Fraîchement diplômé d’Epitech, Jules, 26 ans, raconte avoir effectué une alternance de 2 ans « lessivage ». Ce développeur web est souvent contacté sur LinkedIn. Du coup, il profite de cette année pour se former à de nouveaux langages informatiques, mais aussi pour commencer à parcourir le monde, ce qu’il n’a jamais pu faire dans sa jeunesse ni pendant ses études. « Je me vois très bien parler de ma situation en entretien, assumant mon choix d’avoir pris du temps pour moi. C’est mieux perçu dans les affaires aujourd’hui qu’avant. », il dit. La rupture professionnelle semble s’installer dans le paysage professionnel.

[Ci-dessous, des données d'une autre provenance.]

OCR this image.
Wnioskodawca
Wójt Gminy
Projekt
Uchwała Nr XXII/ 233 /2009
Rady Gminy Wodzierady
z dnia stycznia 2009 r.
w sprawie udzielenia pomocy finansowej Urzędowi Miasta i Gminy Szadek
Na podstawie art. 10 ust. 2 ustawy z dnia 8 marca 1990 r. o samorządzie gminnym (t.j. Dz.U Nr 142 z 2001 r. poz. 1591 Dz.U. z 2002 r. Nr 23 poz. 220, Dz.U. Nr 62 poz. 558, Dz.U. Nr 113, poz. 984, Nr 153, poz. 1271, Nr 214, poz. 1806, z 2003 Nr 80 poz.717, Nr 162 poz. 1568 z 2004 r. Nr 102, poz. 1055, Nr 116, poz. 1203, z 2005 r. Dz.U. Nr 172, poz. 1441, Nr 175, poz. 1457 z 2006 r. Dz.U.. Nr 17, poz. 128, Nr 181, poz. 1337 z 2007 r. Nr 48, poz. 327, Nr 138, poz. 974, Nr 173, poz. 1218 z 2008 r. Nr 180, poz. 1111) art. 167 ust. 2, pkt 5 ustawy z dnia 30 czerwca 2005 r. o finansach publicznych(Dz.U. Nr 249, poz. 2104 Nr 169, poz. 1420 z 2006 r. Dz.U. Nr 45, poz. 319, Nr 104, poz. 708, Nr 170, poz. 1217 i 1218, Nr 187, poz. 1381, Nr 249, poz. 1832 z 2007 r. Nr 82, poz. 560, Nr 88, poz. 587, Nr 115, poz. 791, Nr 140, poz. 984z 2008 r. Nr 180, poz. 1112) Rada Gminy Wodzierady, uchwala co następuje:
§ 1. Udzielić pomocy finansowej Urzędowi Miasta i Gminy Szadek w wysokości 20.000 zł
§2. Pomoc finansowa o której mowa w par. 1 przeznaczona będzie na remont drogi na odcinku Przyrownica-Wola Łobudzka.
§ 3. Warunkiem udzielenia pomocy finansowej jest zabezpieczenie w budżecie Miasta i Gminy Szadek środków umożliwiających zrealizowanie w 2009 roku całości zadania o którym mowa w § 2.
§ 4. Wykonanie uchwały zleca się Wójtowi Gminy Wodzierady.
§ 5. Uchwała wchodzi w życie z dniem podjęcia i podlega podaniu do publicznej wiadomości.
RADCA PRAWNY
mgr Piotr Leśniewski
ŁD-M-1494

Des exigences décomplexées et des employeurs bienveillants

Le temps de souffler après une première expérience intense mais aussi d’aiguiser ses exigences quitte à prolonger le chômage. A 28 ans, Géraldine est diplômée d’un master en alternance en stratégie marketing d’une école de commerce. Au chômage depuis un an, elle recherche un poste de chef de projet marketing. « Quand je lis une offre d’emploi « mutuelle et remboursement à 50 % de la carte Navigo », c’est pour moi un « signal d’alarme ». Ce sont des obligations légales ! » se souvient cette jeune cadre très informée sur ses droits. L’offre de ses rêves ? Télétravail, missions significatives, objectifs réalistes, perspectives d’évolution, processus rapides et vie d’entreprise animée (afterworks, séminaires).

Sur le terrain, la plupart des entreprises se creusent la tête pour tenter de répondre aux nombreuses revendications de ces jeunes travailleurs de plus en plus décomplexés. « Un salaire attractif reste un critère essentiel pour recruter des jeunes mais, pour les retenir, l’ambiance de travail passe avant tout, sans oublier l’équilibre entre vie professionnelle et vie privée qui compte aussi beaucoup »se souvient Stéphanie Richard, directrice du cabinet Walters People.

Flexibilité, convivialité, innovation avec déploiement d’outils d’IA générative, formation, forte mobilité interne, 100% télétravail pour certains contrats… Voilà le type d’arguments que la scale-up Qonto fait valoir aux candidats. « Le fait que nous soyons une scale-up en plein développement joue également en notre faveur. Ce positionnement offre un équilibre attractif pour les jeunes diplômés qui hésitent entre la sécurité d’un grand groupe et l’agilité d’une start-up »précise Marjorie Boruel, directrice de l’acquisition de talents chez Qonto, dont l’âge moyen des collaborateurs est de 33 ans.

Dans les plus grands groupes comme KPMG, on attire avec des formats de recrutement inhabituels (séance de ski par exemple !). Et nous fidélisons avec une semaine de 4 jours payés à 100% pendant 6 mois pour les jeunes parents ou avec 6 jours de mécénat de compétences par an dans des associations pour les juniors qui ont besoin de (re)trouver du sens.

Employeurs prudents donc, mais le vent pourrait tourner… Stéphanie Richard de Walters People prévient que la période dorée post-covid pourrait bientôt se terminer : il y a « le début d’un basculement du marché, avec un nombre croissant de candidats à la recherche d’emplois ». travail. Et donc un rapport moins favorable pour imposer son avis aux recruteurs. Les derniers chiffres de France Travail et du Crédoc prévoient certes des projets de recrutement (2,8 millions) en baisse de 8,5 % cette année par rapport à 2023. Mais, après deux années exceptionnelles, cela reste “un niveau historiquement élevé” et les difficultés pour trouver le bon candidat restent très importantes.